Several limitations to this study are evident. Our sample represented three types of inspection reports from 535 Ontario LTC homes, approximately 85% of the total LTC homes for each of the three study years. Unequal numbers of homes in each service area interfered with inferential statistical comparison of the results across the service areas. The backlog of critical incident and complaint inspections (Office of the Auditor General of Ontario, 2015b) and a temporary discontinuation of resident quality inspections in 2018 may have reduced the quality and breadth of sampled documentation. Redaction and language used in the public version inspection reports interfered with discerning and accurately reporting gender and the nature of responsive behaviours. Variation in documentation of incidents among the service areas created challenges for distinguishing some incident circumstances that were reported in other research, such as location of incident, whether or not staff were present, and whether or not responsive behaviour plans of care were in place (Caspi, 2018; DeBois et al., 2020; Ferrah et al., 2015; Murphy et al., 2017).

Conclusions

The study results and limitations provide direction for additional inquiry. For example, research on the association of other LTC home characteristics associated with geographical contexts and health care system resources may lead to identifying additional reasons for differences between for-profit and not-for profit nursing homes noted in the current study results. Behavioural Supports Ontario assists Ontario LTC homes with responsive behaviour care management through three types of service models (Grouchy et al., 2017). Further research on modifications to the service models that accommodate specific service area characteristics may foster LTC home compliance with responsive behaviour legislation. Research is also needed to fill a gap in the literature on the views and experiences of long-term care home inspectors, as well as human resource issues associated with the earlier discussed backlog of complaint and critical incident inspections.

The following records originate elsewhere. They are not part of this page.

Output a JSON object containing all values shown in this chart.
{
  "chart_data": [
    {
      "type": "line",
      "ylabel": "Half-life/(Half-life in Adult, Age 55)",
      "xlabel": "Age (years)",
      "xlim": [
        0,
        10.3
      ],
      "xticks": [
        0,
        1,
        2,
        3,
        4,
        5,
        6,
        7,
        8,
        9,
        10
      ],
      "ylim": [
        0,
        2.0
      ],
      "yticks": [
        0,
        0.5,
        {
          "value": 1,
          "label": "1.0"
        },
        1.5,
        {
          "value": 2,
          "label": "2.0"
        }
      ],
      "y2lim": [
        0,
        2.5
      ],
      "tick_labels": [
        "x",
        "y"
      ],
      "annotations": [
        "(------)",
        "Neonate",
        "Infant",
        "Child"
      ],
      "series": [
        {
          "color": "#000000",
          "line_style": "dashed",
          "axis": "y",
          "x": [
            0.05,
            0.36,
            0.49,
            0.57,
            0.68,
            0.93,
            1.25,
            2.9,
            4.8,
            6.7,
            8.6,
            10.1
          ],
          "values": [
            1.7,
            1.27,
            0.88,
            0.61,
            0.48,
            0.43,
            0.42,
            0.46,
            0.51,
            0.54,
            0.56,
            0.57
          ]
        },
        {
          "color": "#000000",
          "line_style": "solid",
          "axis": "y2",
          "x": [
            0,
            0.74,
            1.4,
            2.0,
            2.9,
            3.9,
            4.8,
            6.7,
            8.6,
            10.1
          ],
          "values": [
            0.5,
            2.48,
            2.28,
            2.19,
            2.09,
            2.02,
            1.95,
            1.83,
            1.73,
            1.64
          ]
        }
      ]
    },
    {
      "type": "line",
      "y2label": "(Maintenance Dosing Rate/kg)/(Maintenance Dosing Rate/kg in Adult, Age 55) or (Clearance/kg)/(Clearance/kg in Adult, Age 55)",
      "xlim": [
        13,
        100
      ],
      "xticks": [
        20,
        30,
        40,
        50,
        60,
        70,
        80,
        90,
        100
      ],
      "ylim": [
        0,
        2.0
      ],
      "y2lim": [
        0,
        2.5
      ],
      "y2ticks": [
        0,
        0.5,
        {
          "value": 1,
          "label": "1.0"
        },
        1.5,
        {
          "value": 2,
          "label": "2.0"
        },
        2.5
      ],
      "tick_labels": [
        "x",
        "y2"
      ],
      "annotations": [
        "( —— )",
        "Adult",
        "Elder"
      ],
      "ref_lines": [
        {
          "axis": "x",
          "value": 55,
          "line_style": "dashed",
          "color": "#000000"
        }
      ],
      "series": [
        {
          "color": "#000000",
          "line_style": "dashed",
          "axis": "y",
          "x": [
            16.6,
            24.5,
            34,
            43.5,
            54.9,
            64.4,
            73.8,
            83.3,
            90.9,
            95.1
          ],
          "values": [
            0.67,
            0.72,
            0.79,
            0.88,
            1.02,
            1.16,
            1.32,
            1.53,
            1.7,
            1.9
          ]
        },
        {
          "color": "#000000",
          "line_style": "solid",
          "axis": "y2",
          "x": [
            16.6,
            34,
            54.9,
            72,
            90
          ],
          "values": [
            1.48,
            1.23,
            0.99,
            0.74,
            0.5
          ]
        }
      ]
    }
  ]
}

The language embedded in the Ontario LTC Homes Act sections builds a bridge between (non)compliance with LTC legislation and direction for improving responsive behaviour prevention and care management. We recommend clear reference in inspection reports to Sections 53, 54 and 55 (Ontario eLaws, 2021a, b), aligned with corresponding actions and/or penalties that entail greater accountability for responsive behaviour care requirements, prevention of altercations, and minimizing risk of harm. Review and revision of the judgement matrix tool used to generate the inspection reports (Ministry of Health and Long Term Care, 2010; Ontario Ministry of Long-Term Care, 2020) may assist with this recommendation. Revision and standardization of documentation of incidents related to responsive behaviours across service areas is also suggested. We submit that attending to these recommendations and suggestions will contribute to protecting residents from harm and improving the quality of their care, through more effective connection of long-term care regulation to responsive behaviour care management.